Le Livret Coopération pour ma Région, rémunéré à 0.60%, vous épargnerez en toute sécurité tout en soutenant le développement de l'Économie Sociale et Solidaire, d'aujourd'hui et de demain, dans la région de votre choix. Avec ce livret tracé, votre épargne contribue à des projets utiles et innovants sur votre territoire.

Le Livret rev3, rémunéré jusqu'à 1.20%, vous prendrez part à la troisième révolution industrielle dans les Hauts-de-France : révolution des technologies, des ressources et de l'environnement. Tout en vous constituant une épargne vous soutiendrez ainsi des projets innovants, des initiatives locales liées aux énergies renouvelables, à l'efficacité énergétique, ou encore à l'économie circulaire. A moins d'avoir beaucoup, mais vraiment beaucoup d'épargne, le Crédit Coopératif semble un choix pertinent et suffisant pour commencer à faire travailler son argent de façon écologique.

La NEF, la banque pour épargner

Ici, pas de compte courant, pas de Livret A… La NEF propose essentiellement des livrets d'épargne, qui ne financent uniquement que des projets écologiques, sociaux et culturels. Forcément, la rémunération de ces livrets est plus faible que dans les banques traditionnelles, mais elle vous offre le choix d'agir en plaçant une partie de vos économies dans une banque éthique. Parmi ses propositions, nous retrouvons le Livret B rémunéré 0.50 % jusqu'à quinze mille euros. Il ne financera que des projets ayant une plus-value sociale, écologique et/ou culturelle. Retenons que la la NEF, chaque année, publie la liste complète des projets financés. Mais l'un de ses avantages réside dans la possibilité de faire don de tout ou partie de ses intérêts à une association partenaire. A ses côtes, en bonne place, leCompte à terme NEF à partir de cinq mille euros, sans plafond. Comme pour le Livret B, chaque année, la NEF publie la liste complète des projets financés et, là encore, il est possible de faire don de tout ou partie de ses intérêts.

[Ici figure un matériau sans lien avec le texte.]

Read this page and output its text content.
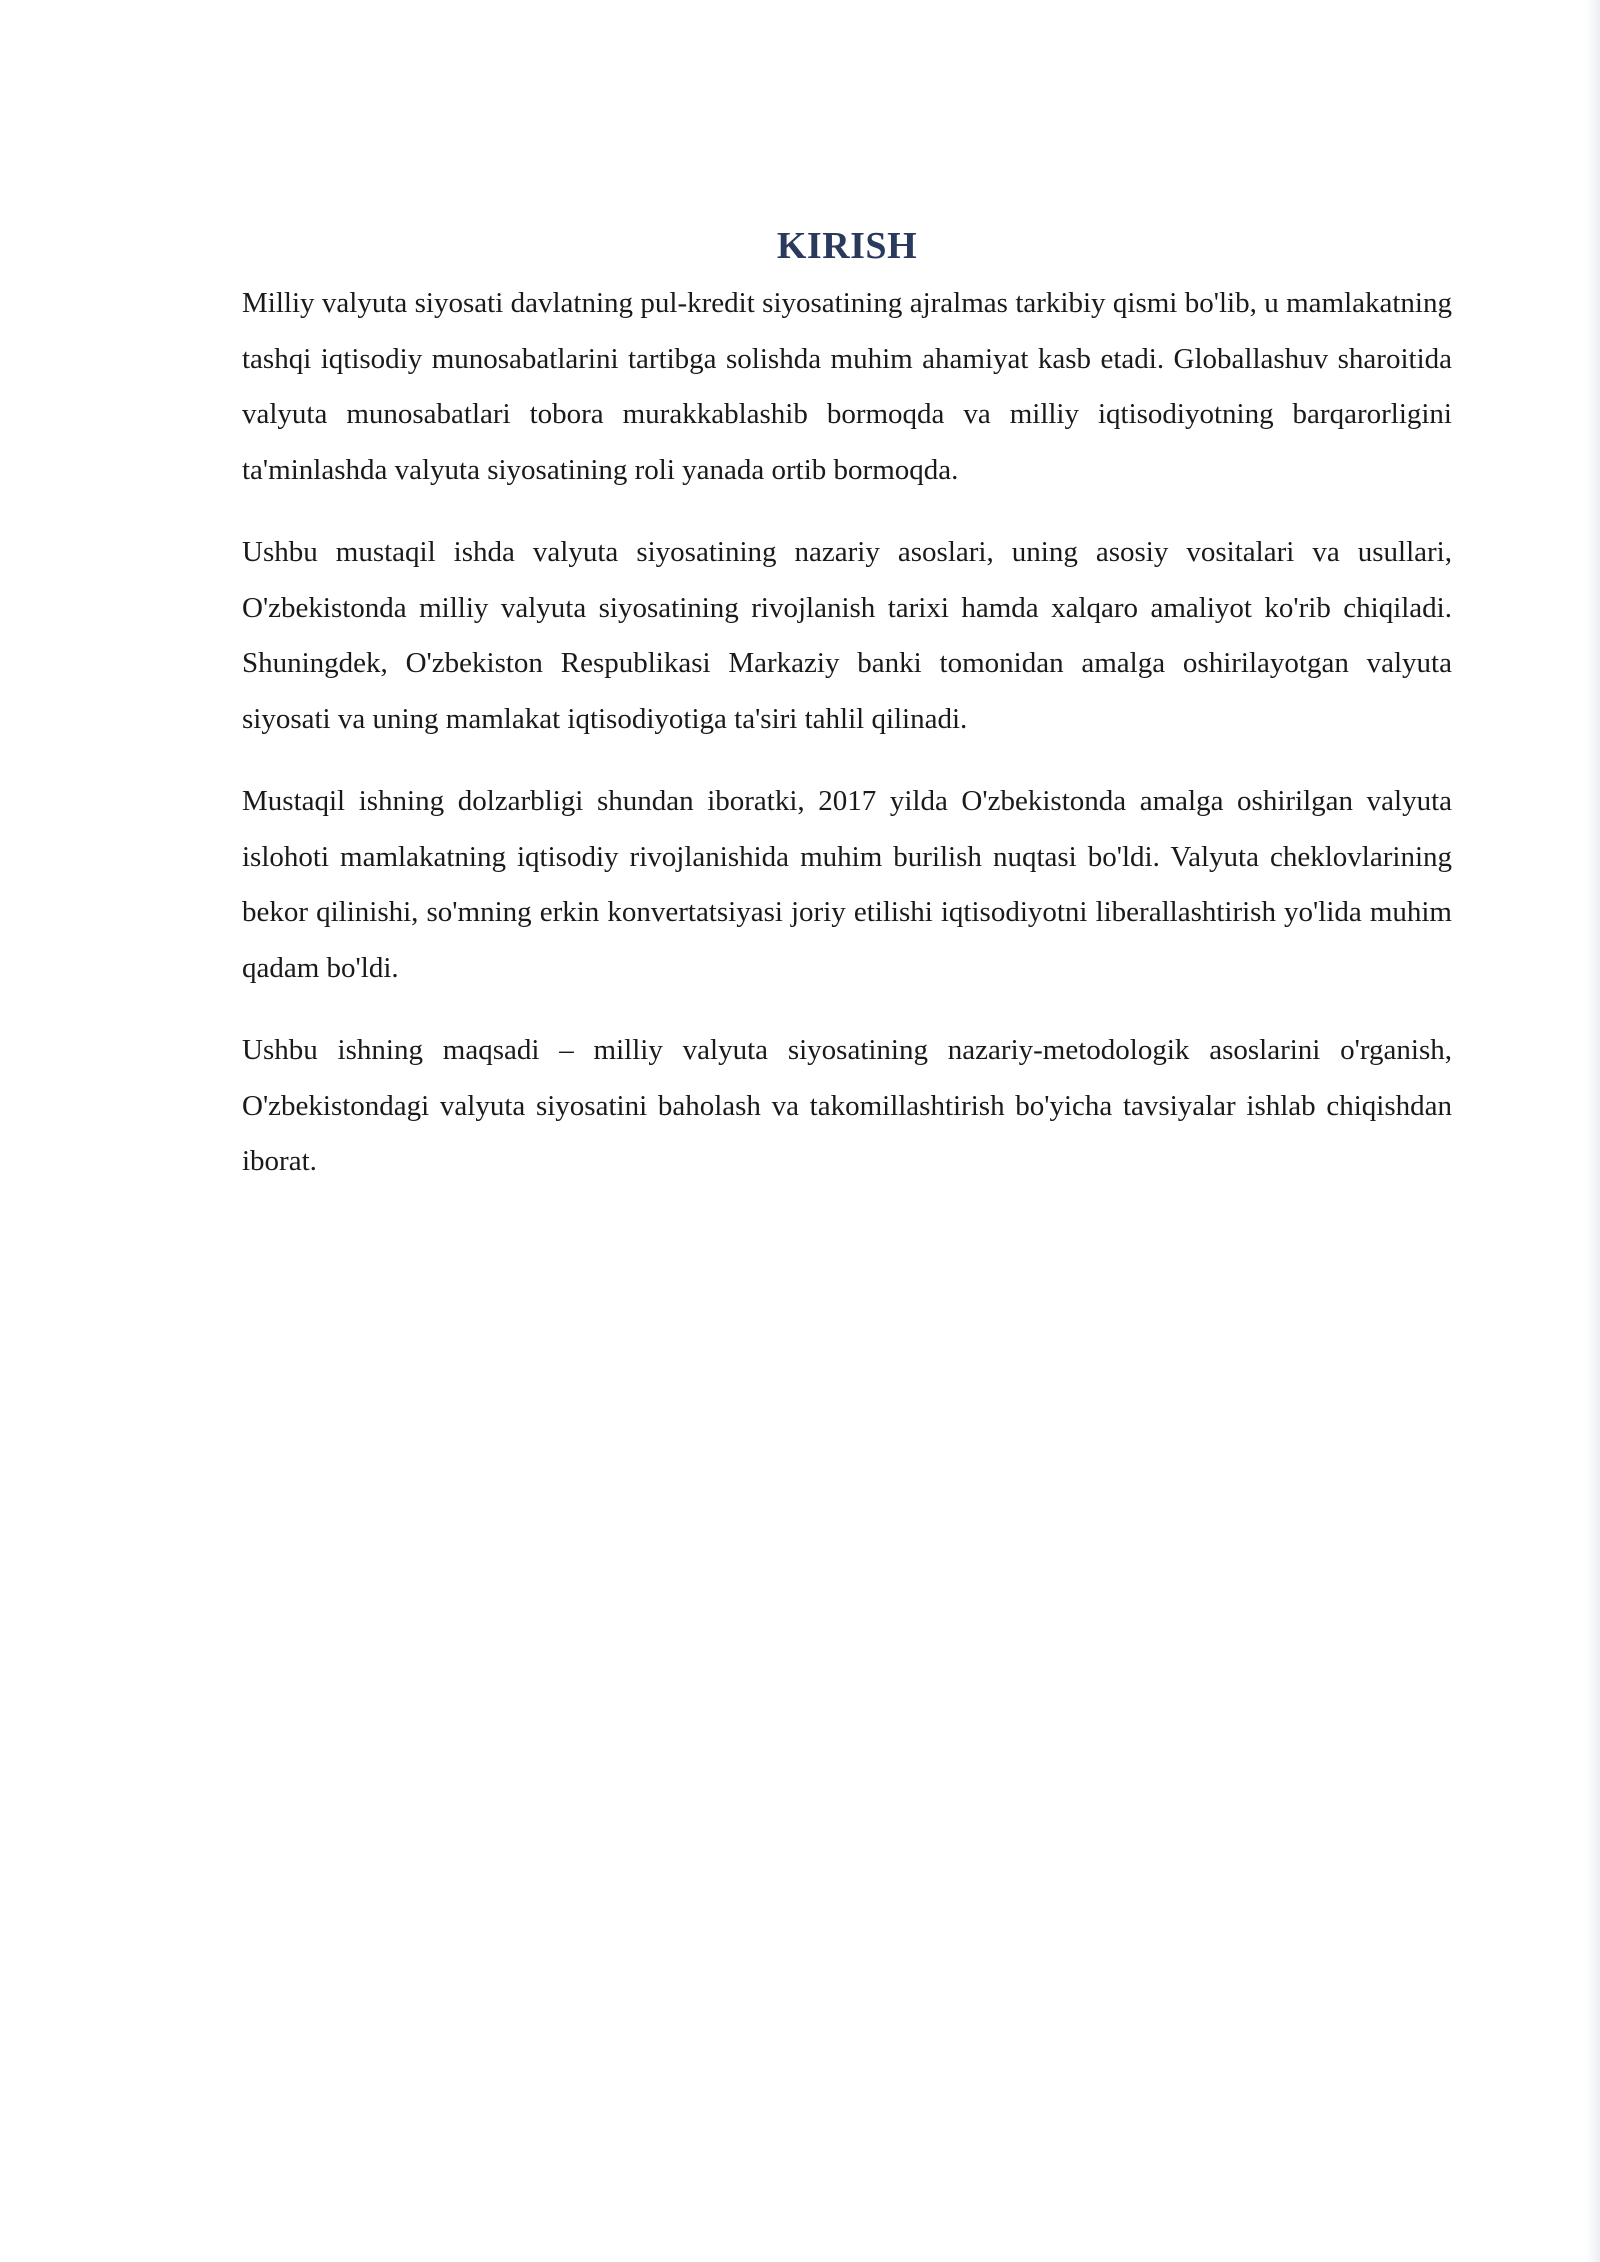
KIRISH

Milliy valyuta siyosati davlatning pul-kredit siyosatining ajralmas tarkibiy qismi bo'lib, u mamlakatning tashqi iqtisodiy munosabatlarini tartibga solishda muhim ahamiyat kasb etadi. Globallashuv sharoitida valyuta munosabatlari tobora murakkablashib bormoqda va milliy iqtisodiyotning barqarorligini ta'minlashda valyuta siyosatining roli yanada ortib bormoqda.

Ushbu mustaqil ishda valyuta siyosatining nazariy asoslari, uning asosiy vositalari va usullari, O'zbekistonda milliy valyuta siyosatining rivojlanish tarixi hamda xalqaro amaliyot ko'rib chiqiladi. Shuningdek, O'zbekiston Respublikasi Markaziy banki tomonidan amalga oshirilayotgan valyuta siyosati va uning mamlakat iqtisodiyotiga ta'siri tahlil qilinadi.

Mustaqil ishning dolzarbligi shundan iboratki, 2017 yilda O'zbekistonda amalga oshirilgan valyuta islohoti mamlakatning iqtisodiy rivojlanishida muhim burilish nuqtasi bo'ldi. Valyuta cheklovlarining bekor qilinishi, so'mning erkin konvertatsiyasi joriy etilishi iqtisodiyotni liberallashtirish yo'lida muhim qadam bo'ldi.

Ushbu ishning maqsadi – milliy valyuta siyosatining nazariy-metodologik asoslarini o'rganish, O'zbekistondagi valyuta siyosatini baholash va takomillashtirish bo'yicha tavsiyalar ishlab chiqishdan iborat.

Membre de la Fédération Européenne des Banques Ethiques et Alternatives, produits labelisées Finansol, l'absence de produits de compte et d'épargnes courant manque cruellement à cet entreprise. Ils restent néanmoins un complément intéressant au Crédit Coopératif.

Les Néobanques en ligne

Hélios, de son côté,se présente comme la banque « la plus écologique ». Ce n'est peut-être pas tout à fait juste au regard du Crédit Coopératif ou de la NEF, mais creusons l'idée. Compte courant, carte bleue, Assurance Vie, bientôt un PER, pas de Livret A, LDDS ou d'épargne, Hélios n'est pas loin de proposer les services d'une banque classique, en l'absence d'agences. Que finance t'elle ? L'agriculture durable, l'efficacité énergétique, le traitement des déchets ou encore les énergies renouvelables ! Certes, la démarche est louable, mais où est le bonus ? La question se pose. Faisons donc un focus sur SA particularité : celle de sa fameuse carte Green, instrument de paiements entièrement constitué en bois de cerisier, issus de forêts européennes gérées durablement, d'où une carte peu gourmande en ressource (un seul cerisier produit jusqu'à cent cinquante mille cartes !) Un outil bancaire qui dit : " Non au plastique majoritairement biodégradable ! " avec une réduction de 80% la quantité plastique nécessaire à sa production. Une carte bleue dépourvue de produits chimiques très polluants usuellement utilisés dans sa fabrication.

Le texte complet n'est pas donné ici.